Рождественский обед достоин праздника, гусь жирен и сочен, как всякий гусь, выращенный настоящей гусятницей, [94] печеная картошка хрусткая и жесткая снаружи и облачно мягкая внутри.
— Отличный яблочный соус, — говорит Гордон, а Вдова отвечает:
— Из нашего сада яблоки.
Гордон выносит пудинг, пылающий драконом, а Вдова берет серебряный соусник и спрашивает:
— Ну, кому ромовый соус?
Набив животы и раздувшись, как рождественские гуси, в гостиной мы под Вдовьи пластинки с гимнами мирно играем в рамми. Приступив к перевариванию, шумно играем в «скачущего демона», а затем в истерически смешные шарады — особенно они удаются Элайзе. Надо бы сходить за миссис Бакстер — она любит такое Рождество.

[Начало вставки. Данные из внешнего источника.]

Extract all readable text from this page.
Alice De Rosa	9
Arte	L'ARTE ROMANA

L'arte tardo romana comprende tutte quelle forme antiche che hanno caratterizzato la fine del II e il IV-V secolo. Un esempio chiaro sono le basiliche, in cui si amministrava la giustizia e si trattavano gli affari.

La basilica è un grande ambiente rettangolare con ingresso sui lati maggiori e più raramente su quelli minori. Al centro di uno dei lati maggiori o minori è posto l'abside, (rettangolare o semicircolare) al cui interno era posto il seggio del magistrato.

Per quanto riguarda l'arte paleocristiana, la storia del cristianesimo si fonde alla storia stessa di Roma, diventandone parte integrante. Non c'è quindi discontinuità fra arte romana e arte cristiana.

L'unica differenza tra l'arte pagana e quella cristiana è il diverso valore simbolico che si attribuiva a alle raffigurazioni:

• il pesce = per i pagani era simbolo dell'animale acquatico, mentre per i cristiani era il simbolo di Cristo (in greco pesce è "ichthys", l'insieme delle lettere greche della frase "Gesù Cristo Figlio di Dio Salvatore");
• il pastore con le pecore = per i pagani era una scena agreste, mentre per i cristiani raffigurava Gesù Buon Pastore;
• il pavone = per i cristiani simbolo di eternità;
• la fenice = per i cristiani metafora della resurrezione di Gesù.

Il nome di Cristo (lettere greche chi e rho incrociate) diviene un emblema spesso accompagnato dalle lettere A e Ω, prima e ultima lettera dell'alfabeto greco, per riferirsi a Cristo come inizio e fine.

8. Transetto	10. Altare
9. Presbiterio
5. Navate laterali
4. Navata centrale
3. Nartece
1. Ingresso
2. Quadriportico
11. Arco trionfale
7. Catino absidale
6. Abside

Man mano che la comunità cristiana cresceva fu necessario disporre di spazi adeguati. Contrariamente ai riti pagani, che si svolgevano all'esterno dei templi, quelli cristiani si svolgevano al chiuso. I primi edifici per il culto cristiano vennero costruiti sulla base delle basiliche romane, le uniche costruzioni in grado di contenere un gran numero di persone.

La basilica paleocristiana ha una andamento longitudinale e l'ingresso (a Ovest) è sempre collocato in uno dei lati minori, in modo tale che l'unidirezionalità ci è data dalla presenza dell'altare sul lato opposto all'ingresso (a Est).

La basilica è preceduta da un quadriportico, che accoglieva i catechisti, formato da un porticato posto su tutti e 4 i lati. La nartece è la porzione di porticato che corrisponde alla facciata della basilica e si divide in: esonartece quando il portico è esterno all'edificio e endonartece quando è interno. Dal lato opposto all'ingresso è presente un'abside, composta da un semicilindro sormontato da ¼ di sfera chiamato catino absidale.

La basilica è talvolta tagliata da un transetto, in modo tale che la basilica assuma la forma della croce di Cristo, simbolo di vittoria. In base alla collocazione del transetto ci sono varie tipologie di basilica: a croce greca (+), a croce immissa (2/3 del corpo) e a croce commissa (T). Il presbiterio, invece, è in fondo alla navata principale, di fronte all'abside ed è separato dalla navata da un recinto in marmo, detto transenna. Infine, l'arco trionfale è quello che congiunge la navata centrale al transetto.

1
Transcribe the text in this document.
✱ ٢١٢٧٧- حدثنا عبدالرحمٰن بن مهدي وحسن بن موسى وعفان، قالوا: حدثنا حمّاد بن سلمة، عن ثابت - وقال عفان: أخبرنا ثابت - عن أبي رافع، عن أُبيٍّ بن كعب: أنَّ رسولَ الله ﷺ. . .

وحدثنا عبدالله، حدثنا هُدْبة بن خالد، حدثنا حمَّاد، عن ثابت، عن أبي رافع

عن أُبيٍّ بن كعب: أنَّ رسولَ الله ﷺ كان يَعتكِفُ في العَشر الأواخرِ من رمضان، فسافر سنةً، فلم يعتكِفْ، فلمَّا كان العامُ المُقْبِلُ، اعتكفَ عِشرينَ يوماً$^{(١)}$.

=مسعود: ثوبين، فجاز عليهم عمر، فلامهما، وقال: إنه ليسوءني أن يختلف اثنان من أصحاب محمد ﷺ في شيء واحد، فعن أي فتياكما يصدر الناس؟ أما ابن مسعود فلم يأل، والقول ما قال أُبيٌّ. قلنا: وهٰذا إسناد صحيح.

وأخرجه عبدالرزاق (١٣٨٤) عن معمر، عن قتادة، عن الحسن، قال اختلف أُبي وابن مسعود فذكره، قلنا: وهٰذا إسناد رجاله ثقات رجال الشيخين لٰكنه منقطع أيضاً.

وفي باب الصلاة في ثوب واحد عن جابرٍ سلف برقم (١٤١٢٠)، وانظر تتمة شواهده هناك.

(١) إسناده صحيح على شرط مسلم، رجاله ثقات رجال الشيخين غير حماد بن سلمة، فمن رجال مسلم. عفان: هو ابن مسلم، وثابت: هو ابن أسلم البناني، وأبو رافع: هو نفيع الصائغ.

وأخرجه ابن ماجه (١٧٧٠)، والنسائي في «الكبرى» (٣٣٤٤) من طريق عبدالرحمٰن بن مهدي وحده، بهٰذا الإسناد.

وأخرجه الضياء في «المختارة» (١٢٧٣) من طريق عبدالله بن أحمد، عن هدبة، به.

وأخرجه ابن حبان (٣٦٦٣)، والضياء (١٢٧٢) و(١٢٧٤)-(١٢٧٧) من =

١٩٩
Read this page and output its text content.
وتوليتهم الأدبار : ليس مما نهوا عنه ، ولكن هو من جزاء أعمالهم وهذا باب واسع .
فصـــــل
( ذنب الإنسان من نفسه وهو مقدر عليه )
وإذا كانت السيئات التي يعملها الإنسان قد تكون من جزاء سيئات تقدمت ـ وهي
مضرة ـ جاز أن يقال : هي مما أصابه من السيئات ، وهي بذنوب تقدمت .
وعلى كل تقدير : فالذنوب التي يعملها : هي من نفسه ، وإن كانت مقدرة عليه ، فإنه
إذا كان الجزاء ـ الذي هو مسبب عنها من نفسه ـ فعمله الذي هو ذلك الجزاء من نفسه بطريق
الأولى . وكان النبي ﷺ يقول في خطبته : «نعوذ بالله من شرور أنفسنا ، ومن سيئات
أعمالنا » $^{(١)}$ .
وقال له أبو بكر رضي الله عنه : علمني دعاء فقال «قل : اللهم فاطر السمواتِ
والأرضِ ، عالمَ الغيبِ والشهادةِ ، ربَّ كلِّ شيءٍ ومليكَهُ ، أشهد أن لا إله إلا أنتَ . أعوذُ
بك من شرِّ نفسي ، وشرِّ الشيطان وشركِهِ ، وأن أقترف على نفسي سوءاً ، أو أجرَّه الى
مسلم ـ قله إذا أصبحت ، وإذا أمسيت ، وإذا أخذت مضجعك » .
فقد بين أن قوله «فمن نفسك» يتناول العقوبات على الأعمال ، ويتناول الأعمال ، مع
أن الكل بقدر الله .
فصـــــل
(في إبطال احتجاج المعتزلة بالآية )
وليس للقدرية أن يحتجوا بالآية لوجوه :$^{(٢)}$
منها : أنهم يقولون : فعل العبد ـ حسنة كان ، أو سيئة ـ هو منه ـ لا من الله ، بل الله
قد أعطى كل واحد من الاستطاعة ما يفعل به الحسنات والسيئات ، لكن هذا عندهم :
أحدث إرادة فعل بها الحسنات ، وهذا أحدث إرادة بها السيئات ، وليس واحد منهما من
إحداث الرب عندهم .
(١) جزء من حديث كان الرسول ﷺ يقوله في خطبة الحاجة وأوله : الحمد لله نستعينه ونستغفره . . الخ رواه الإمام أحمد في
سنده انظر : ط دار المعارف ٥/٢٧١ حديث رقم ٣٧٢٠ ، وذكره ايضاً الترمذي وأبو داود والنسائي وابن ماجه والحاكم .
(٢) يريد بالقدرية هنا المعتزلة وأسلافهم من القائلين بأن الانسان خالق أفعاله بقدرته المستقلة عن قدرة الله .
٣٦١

За окном темно, а в доме все светится изнутри — Вдовий молочай, отполированный стол красного дерева, мишура и рождественские открытки, остролист с красными ягодами, ветка омелы на Вдовьей люстре, под которой Гордон в эту минуту целует Элайзу так страстно, что Вдова недовольно кудахчет.